1971: Primeira edição italiana, Turim, Editora Einaudi
1996: Primeira edição brasileira, publicado em livro intitulado 71 contos, em conjunto com outras obras de Primo Levi, com tradução de Maurício Santana Dias
Trecho retirado de Renato Lessa, “À guisa de posfácio: o trajeto leviano”, In: Renato Lessa & Rosana Kohl Bines (orgs.), Mundos de Primo Levi, Rio de Janeiro: Editora da PUC-Rio.
Cinco anos após o lançamento de Histórias Naturais, Levi publica seu quarto livro – Vício de Forma -, dando sequência ao veio da fantascienza, aberto pela obra anterior. Os vinte contos que o compõem foram escritos entre 1968 e 1970. A expressão contida no título, segundo Primo Levi, evocava a presença de um “defeito de forma que anula aspectos de nossa forma de vida e de nosso universo moral”, tal como inscrito no texto de apresentação do livro.
Em entrevista concedida a Luca Lamberti, Levi indica o quanto ambos os livros estão associados a uma nova postura no que diz respeito ao uso da linguagem:
“Julgava que havia exaurido um estoque de experiências únicas, trágicas e (para mim) paradoxalmente preciosas; parecia-me que me tinha queimado completamente como testemunha, como narrador e intérprete de uma determinada realidade, digamos um capítulo da história.
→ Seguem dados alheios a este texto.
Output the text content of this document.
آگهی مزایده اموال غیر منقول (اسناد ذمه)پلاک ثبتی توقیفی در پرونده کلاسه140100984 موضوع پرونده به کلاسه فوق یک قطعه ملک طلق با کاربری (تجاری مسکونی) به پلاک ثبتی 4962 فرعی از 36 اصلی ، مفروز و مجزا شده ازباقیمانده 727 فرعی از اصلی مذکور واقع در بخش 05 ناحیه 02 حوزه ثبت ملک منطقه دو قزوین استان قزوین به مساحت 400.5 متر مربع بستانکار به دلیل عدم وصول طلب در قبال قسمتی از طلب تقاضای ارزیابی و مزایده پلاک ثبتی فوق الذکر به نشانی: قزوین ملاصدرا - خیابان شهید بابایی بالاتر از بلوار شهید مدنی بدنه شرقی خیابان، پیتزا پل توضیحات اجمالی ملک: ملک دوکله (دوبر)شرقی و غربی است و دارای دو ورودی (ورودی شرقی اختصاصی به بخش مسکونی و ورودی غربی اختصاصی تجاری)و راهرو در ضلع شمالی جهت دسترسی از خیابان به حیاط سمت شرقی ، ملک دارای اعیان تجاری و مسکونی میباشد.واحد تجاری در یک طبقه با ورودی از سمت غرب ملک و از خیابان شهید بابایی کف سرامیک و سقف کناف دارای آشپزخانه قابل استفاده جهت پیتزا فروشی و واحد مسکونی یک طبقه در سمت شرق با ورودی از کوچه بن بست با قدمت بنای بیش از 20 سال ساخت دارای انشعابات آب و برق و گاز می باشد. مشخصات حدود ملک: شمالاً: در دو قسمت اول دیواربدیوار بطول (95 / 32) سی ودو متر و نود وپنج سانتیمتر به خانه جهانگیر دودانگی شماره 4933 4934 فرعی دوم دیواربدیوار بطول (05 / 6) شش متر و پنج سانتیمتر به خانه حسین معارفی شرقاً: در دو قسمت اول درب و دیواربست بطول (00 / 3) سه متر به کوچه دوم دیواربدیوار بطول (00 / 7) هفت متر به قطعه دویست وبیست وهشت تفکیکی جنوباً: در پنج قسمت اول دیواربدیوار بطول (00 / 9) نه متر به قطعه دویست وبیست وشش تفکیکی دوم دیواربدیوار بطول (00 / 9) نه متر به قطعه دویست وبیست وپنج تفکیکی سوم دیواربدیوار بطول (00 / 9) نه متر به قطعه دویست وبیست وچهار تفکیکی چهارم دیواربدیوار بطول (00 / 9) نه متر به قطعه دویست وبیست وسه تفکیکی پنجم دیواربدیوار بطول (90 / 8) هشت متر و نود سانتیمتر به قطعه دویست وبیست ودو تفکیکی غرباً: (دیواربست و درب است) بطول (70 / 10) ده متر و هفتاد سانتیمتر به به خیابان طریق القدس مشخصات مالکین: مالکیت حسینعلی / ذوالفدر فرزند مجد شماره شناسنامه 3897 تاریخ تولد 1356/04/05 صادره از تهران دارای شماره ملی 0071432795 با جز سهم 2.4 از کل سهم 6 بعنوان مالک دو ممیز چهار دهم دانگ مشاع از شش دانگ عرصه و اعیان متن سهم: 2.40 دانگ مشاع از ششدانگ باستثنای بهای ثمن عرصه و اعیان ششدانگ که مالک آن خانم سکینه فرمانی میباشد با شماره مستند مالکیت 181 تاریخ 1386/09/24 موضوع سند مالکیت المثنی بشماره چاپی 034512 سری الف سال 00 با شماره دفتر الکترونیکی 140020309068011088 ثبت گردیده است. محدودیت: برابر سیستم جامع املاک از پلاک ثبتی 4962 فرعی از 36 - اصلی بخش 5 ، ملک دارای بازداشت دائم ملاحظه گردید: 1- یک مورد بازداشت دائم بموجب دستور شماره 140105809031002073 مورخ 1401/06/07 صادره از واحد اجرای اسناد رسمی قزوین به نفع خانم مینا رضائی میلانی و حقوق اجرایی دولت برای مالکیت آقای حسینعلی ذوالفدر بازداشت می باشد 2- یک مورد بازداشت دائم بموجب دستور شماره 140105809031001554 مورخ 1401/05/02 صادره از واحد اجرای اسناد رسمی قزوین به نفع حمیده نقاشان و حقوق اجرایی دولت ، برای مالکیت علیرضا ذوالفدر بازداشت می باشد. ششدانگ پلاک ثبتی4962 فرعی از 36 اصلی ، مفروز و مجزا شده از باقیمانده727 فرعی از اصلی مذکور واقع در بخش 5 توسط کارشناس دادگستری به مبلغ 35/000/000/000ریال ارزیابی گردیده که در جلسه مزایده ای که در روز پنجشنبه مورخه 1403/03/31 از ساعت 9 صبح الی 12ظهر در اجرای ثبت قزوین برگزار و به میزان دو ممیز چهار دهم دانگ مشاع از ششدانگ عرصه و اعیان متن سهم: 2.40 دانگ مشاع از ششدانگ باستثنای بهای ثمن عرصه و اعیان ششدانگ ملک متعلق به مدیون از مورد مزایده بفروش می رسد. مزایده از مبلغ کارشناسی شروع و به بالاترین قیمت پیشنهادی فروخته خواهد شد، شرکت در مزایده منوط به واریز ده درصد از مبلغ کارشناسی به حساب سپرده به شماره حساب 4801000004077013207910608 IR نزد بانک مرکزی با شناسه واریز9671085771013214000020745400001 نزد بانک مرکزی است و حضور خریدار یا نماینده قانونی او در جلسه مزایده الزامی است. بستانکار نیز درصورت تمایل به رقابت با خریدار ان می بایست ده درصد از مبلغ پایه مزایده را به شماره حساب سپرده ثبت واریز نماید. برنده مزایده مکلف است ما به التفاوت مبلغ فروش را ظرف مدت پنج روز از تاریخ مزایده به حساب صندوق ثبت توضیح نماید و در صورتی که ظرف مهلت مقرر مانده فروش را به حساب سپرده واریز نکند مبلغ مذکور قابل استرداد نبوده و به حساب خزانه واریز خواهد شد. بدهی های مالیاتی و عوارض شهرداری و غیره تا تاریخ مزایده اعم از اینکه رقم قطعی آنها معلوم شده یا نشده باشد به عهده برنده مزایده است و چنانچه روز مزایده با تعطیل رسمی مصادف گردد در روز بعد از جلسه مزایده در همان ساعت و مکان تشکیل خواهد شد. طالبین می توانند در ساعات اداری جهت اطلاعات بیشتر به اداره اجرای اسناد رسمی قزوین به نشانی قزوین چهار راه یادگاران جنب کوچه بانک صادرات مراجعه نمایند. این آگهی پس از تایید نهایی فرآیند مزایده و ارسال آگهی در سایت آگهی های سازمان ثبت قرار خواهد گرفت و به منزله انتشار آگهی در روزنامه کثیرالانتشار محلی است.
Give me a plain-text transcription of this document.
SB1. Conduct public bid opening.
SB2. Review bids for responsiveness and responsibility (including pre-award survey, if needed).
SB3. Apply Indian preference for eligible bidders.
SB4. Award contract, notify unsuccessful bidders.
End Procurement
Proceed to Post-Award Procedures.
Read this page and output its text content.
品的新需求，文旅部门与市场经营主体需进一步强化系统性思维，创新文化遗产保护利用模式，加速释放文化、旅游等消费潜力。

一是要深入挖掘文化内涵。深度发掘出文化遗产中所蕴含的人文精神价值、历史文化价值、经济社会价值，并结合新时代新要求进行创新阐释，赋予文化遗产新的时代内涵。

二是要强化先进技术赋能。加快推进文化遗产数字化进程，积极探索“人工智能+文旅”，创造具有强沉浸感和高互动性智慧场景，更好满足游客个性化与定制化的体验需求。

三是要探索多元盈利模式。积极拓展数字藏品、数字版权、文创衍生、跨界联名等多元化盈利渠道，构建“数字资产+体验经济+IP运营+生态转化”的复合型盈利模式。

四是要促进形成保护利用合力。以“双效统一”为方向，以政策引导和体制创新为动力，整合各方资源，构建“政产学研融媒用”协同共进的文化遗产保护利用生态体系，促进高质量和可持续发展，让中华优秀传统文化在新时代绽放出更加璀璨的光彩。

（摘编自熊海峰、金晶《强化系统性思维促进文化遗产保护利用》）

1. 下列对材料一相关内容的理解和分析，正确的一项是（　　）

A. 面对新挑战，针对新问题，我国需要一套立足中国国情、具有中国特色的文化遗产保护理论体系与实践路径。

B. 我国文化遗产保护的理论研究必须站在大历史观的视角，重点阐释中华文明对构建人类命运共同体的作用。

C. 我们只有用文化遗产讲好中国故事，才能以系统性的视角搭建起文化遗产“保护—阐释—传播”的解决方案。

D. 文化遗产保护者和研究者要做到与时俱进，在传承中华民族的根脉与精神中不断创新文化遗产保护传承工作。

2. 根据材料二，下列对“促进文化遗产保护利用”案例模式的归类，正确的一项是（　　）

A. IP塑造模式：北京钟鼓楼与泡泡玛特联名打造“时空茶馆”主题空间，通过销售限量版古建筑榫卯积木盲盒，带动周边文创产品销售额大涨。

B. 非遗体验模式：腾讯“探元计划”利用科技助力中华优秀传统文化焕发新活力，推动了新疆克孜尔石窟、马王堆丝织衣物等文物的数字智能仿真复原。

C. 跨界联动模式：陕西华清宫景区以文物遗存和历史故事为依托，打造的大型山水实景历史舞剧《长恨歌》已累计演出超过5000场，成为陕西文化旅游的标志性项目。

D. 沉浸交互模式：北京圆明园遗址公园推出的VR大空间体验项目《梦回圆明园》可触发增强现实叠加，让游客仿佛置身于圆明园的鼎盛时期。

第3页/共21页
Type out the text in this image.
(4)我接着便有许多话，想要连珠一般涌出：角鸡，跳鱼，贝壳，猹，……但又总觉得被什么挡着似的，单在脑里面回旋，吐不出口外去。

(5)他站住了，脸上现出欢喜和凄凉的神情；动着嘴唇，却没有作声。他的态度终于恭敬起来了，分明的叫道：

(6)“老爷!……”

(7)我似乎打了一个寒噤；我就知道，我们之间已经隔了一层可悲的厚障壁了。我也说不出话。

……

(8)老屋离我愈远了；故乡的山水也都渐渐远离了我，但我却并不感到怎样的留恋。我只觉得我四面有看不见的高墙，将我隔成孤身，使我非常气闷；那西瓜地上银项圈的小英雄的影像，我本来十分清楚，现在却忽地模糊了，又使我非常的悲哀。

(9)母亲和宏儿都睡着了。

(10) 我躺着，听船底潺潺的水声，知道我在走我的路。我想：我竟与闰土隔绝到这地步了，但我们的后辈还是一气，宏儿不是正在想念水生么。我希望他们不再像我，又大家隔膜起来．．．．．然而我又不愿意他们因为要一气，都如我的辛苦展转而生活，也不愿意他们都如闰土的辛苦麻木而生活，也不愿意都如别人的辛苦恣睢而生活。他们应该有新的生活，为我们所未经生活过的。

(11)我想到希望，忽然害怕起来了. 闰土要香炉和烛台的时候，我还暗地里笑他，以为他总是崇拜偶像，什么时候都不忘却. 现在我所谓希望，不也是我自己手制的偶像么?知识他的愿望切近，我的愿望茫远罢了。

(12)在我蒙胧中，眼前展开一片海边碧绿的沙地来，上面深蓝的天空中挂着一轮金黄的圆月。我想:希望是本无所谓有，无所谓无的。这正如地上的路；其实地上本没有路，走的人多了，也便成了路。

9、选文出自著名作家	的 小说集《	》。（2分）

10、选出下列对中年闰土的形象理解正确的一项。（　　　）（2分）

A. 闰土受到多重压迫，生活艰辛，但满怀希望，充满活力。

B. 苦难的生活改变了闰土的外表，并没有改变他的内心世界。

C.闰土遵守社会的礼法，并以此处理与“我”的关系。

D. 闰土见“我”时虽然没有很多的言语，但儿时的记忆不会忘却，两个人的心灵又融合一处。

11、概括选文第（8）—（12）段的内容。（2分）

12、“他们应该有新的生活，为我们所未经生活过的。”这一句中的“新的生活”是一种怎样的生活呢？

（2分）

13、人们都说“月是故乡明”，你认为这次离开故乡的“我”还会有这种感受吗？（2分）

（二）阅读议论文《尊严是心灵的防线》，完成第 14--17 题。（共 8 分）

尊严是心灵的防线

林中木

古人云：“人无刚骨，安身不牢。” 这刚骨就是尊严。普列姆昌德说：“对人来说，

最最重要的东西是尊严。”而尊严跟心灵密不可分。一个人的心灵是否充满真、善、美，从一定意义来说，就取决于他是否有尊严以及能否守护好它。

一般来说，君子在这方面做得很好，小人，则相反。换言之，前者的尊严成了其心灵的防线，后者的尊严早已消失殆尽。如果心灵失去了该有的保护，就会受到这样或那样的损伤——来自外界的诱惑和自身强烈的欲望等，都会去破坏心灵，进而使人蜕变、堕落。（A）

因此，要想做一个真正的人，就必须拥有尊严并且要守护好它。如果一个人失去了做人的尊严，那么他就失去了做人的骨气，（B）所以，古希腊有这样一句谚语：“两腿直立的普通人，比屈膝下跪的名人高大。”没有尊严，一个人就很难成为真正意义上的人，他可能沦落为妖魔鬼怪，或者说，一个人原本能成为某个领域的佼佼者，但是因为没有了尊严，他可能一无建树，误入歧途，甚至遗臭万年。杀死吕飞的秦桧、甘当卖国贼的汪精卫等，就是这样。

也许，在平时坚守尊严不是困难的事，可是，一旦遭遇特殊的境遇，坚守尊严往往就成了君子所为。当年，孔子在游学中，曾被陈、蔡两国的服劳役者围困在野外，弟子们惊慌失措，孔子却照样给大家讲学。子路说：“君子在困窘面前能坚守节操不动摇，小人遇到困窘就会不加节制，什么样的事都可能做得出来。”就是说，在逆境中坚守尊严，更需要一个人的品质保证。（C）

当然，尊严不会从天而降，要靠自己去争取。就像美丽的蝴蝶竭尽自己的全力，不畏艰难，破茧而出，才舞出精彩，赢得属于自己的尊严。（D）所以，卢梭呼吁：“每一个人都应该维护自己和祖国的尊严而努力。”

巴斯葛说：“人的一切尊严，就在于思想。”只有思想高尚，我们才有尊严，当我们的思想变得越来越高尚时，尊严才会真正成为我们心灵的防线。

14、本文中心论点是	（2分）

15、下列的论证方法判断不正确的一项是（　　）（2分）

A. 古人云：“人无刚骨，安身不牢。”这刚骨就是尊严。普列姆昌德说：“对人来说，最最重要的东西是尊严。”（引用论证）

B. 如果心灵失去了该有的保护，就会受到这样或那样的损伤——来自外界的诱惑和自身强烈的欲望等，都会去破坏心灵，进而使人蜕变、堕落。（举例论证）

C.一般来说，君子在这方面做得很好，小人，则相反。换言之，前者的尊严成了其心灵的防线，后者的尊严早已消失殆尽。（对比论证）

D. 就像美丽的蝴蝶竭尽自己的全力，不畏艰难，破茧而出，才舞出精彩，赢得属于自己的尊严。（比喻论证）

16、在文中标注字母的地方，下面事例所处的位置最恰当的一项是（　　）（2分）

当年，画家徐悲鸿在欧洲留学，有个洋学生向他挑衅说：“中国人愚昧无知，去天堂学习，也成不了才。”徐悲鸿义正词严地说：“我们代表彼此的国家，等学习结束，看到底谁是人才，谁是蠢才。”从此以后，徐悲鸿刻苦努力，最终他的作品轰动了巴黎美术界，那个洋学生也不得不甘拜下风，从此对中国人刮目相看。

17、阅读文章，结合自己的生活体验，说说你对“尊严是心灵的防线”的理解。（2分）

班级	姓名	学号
Parecia-me que ainda tinha algumas coisas a dizer, e que só as poderia dizer em outra linguagem: uma linguagem que defino como irônica e que percebo como estridente, enviesada, rancorosa, deliberadamente antipoética, em suma, tão desumana quanto minha língua anterior havia sido humana”[1].
Trata-se ao mesmo tempo de uma reorientação temática e de uma redefinição formal. Após o lançamento sucessivo de dois livros de fantascienza, Levi definia sua estreia como escritor como consequência do envolvimento com “alguns acontecimentos importantes da História”, que lhe teriam “imposto” o dever de escrever. Uma vez “exaurida” a “função”, Levi desvia-se do “registro autobiográfico”: “pareceu-me então que um certo tipo de fantascienza pudesse satisfazer o desejo de me exprimir que ainda sentia, e fosse adequado a uma forma moderna de alegoria”[2]. Uma nova plataforma para a escrita parecia se configurar, ocupada por objetos imaginários e narrada por uma linguagem exonerada da pesada carga moral da obrigação do testemunho. Mas, de todo o modo, a imanência do Lager não se desfaz: “eu não publicaria [os contos de ficção fantástica] se não estivesse convencido (não inicialmente, para ser sincero) que entre o Lager e essas invenções existe uma ponte, uma continuidade”[3].
Os contos fantásticos de Levi podem ser tomados como parte de um experimento a respeito do que e como escrever depois de Auschwitz. A solução leviana, a seguir a própria natureza do autor, é compósita. Se a mudança temática, por um lado, dá azo à imaginação fantástica, por outro descortina um mundo distópico, assolado por dinâmicas tecnológicas e burocráticas que a seu modo fazem com que a pergunta leviana maior – é isto um homem? – seja reposta em chave ficcional. A abertura da linguagem para uma tópica humorística estabelece um regime textual que associa pessimismo, humor, ironia e absurdo. Para Levi, o homem do Lager sonhava com a possibilidade de ser infeliz à moda dos homens normais: uma imagem razoavelmente íntegra do humano, de algum modo, operava como premissa tácita da própria indagação a respeito da humanidade das vítimas. No universo da fantascienza o processo é distinto. Primo Levi cogitou em dar à segunda incursão lítero-fantástica o título de Desumanesimo – “Desumanismo” – , a sugerir que uma nova normalidade, estável e invencível, está posta.
[1] Entrevista concedida a Luca Lamberti, “Vizio di forma: ci salveranno i tecnici” (“Vício de forma: os técnicos salvarão a si mesmos”), publicada no jornal “L’Adige” em 11/05/1971. Cf. Primo Levi, Opere Complete III, Torino: Einaudi, 2018, pp. 35-36.
[2] Entrevista concedida a Alfredo Barberis, “Nasi storti” (“Narizes tortos”), publicada no jornal Corriere della Sera, 27 de abril de 1972. Cf. Primo Levi, op. cit., pp. 50-51
[3] Apud Mauricio Santanna Dias, “Primo Levi e o zoológico humano”, In: Primo Levi, 71 contos, op. cit., p. 11.